Imagination has the right to rest in the shade of the tree it turns into a forest.
--Karl Kraus

Tuesday, August 02, 2011

"Moby-Dick" on Encore


Just finished watching the William Hurt/Ethan Hawke Moby-Dick and may have more to say later. Go here to read my essay on previous film adaptations.

It has long been a question as to how Ishmael, a mere sailor on a crew and a limited first person narrator, knew what Captain Ahab was thinking alone in his cabin below decks. Thanks to the Encore Moby, we now know. Ishmael and Ahab are buddies, friends, sympaticos. Nigel Williams' take on Moby turns Ishmael into the Captain's fiscelle.

A silent era version of Melville's masterpiece had Ahab defeating the white whale, and I once throught there could be no more unfaithful adaptation of the novel. But this--this is worse. This changes everything.

This version looked great, and I was sometimes captivated by Hurt's Ahab.

But at the end of this new buddy film version of the greatest book ever written Ahab pushes Ishmael out of his boat as they pursue Moby. "AND I ONLY AM ESCAPED ALONE TO TELL THEE."--the line from The Book of Job Ishmael chooses as the epigraph to his story's epilogue. Now we know that it was Ahab who saved him. Good grief.
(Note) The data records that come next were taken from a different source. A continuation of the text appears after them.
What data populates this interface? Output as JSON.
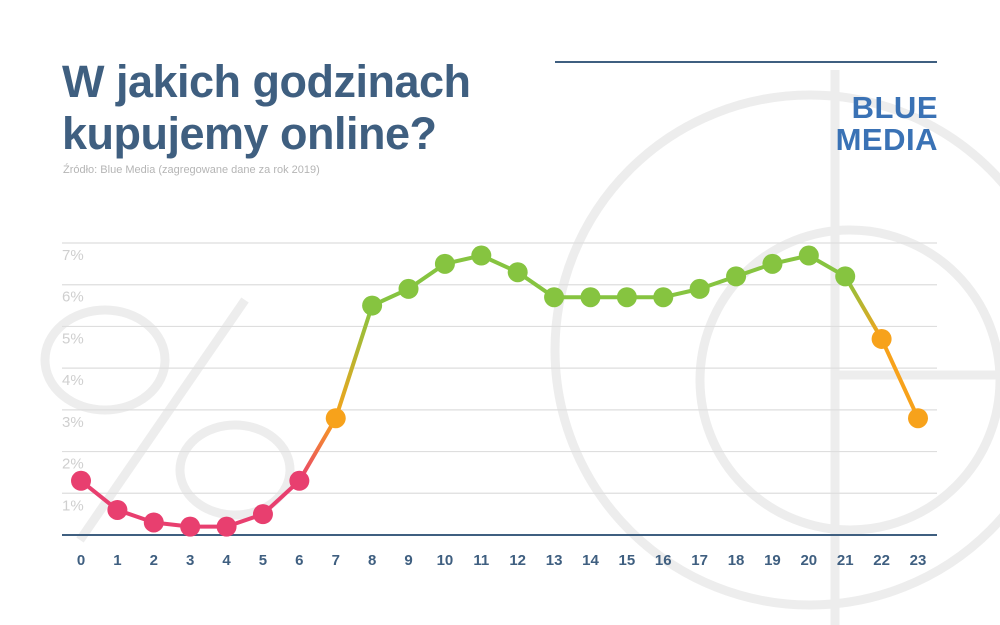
{
  "header": {
    "title_line1": "W jakich godzinach",
    "title_line2": "kupujemy online?",
    "source": "Źródło: Blue Media (zagregowane dane za rok 2019)"
  },
  "logo": {
    "line1": "BLUE",
    "line2": "MEDIA",
    "color": "#3a72b5"
  },
  "colors": {
    "title": "#3f5f80",
    "low": "#e83f6f",
    "mid": "#f7a21b",
    "high": "#86c440"
  },
  "chart_data": {
    "type": "line",
    "title": "W jakich godzinach kupujemy online?",
    "xlabel": "",
    "ylabel": "",
    "x": [
      0,
      1,
      2,
      3,
      4,
      5,
      6,
      7,
      8,
      9,
      10,
      11,
      12,
      13,
      14,
      15,
      16,
      17,
      18,
      19,
      20,
      21,
      22,
      23
    ],
    "values": [
      1.3,
      0.6,
      0.3,
      0.2,
      0.2,
      0.5,
      1.3,
      2.8,
      5.5,
      5.9,
      6.5,
      6.7,
      6.3,
      5.7,
      5.7,
      5.7,
      5.7,
      5.9,
      6.2,
      6.5,
      6.7,
      6.2,
      4.7,
      2.8
    ],
    "ylim": [
      0,
      7
    ],
    "yticks": [
      "1%",
      "2%",
      "3%",
      "4%",
      "5%",
      "6%",
      "7%"
    ],
    "grid": true,
    "legend": "none"
  }
}
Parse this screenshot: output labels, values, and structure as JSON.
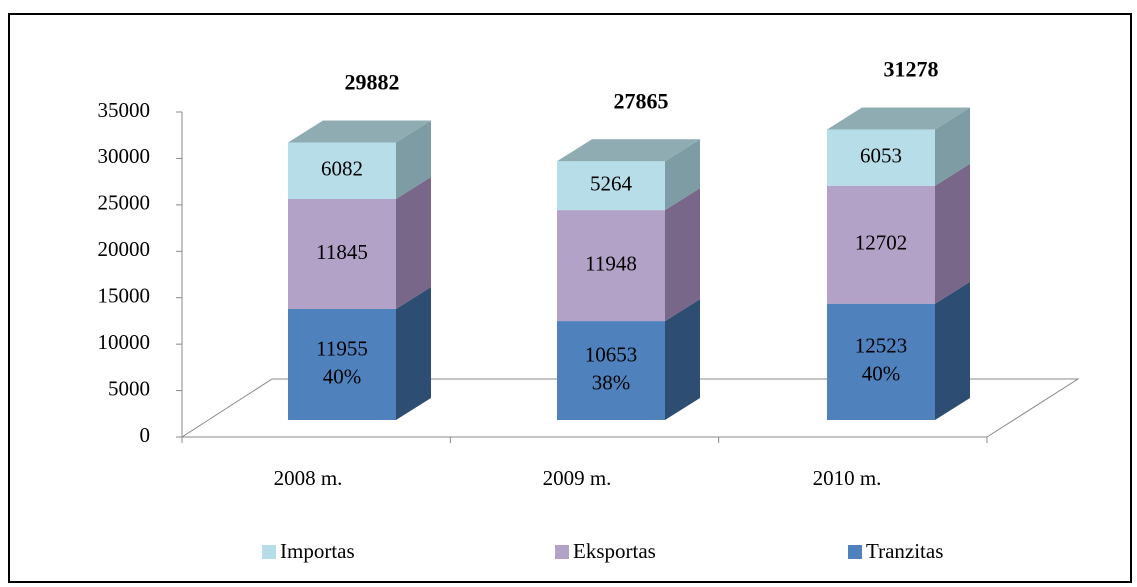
{
  "chart_data": {
    "type": "bar3d_stacked",
    "categories": [
      "2008 m.",
      "2009 m.",
      "2010 m."
    ],
    "series": [
      {
        "name": "Tranzitas",
        "color": "#4f81bd",
        "side_color": "#2e4d73",
        "values": [
          11955,
          10653,
          12523
        ],
        "share_labels": [
          "40%",
          "38%",
          "40%"
        ]
      },
      {
        "name": "Eksportas",
        "color": "#b3a2c7",
        "side_color": "#786788",
        "values": [
          11845,
          11948,
          12702
        ]
      },
      {
        "name": "Importas",
        "color": "#b7dde8",
        "side_color": "#7d9ca3",
        "top_color": "#8facb2",
        "values": [
          6082,
          5264,
          6053
        ]
      }
    ],
    "totals": [
      29882,
      27865,
      31278
    ],
    "ylim": [
      0,
      35000
    ],
    "yticks": [
      0,
      5000,
      10000,
      15000,
      20000,
      25000,
      30000,
      35000
    ],
    "legend": "bottom"
  }
}
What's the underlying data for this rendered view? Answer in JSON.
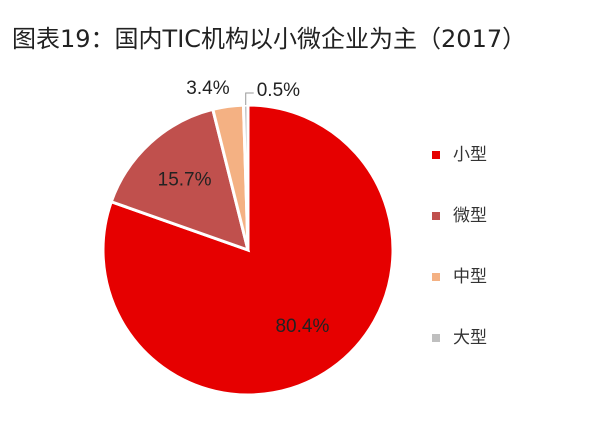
{
  "chart_data": {
    "type": "pie",
    "title": "图表19：国内TIC机构以小微企业为主（2017）",
    "categories": [
      "小型",
      "微型",
      "中型",
      "大型"
    ],
    "values": [
      80.4,
      15.7,
      3.4,
      0.5
    ],
    "value_labels": [
      "80.4%",
      "15.7%",
      "3.4%",
      "0.5%"
    ],
    "colors": [
      "#e60000",
      "#c0504d",
      "#f4b183",
      "#bfbfbf"
    ],
    "legend": "right"
  }
}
"Twin Peaks in the Rearview Mirror"


At work developing the long dormant second Twin Peaks book project for publication via Kindle.

Lindelof, Terminator Franchise

Damon Lindelof suggests how to reboot, comically, the Terminator franchise.

Quote of the Day (8/2/11) (Karl Kraus Week II)

The real truths are those that can be invented.
--Karl Kraus

Monday, August 01, 2011

Quote of the Day (8/1/11) (Karl Kraus Week II)

I have drawn from the well of language many a thought which I do not have and which I could not put into words.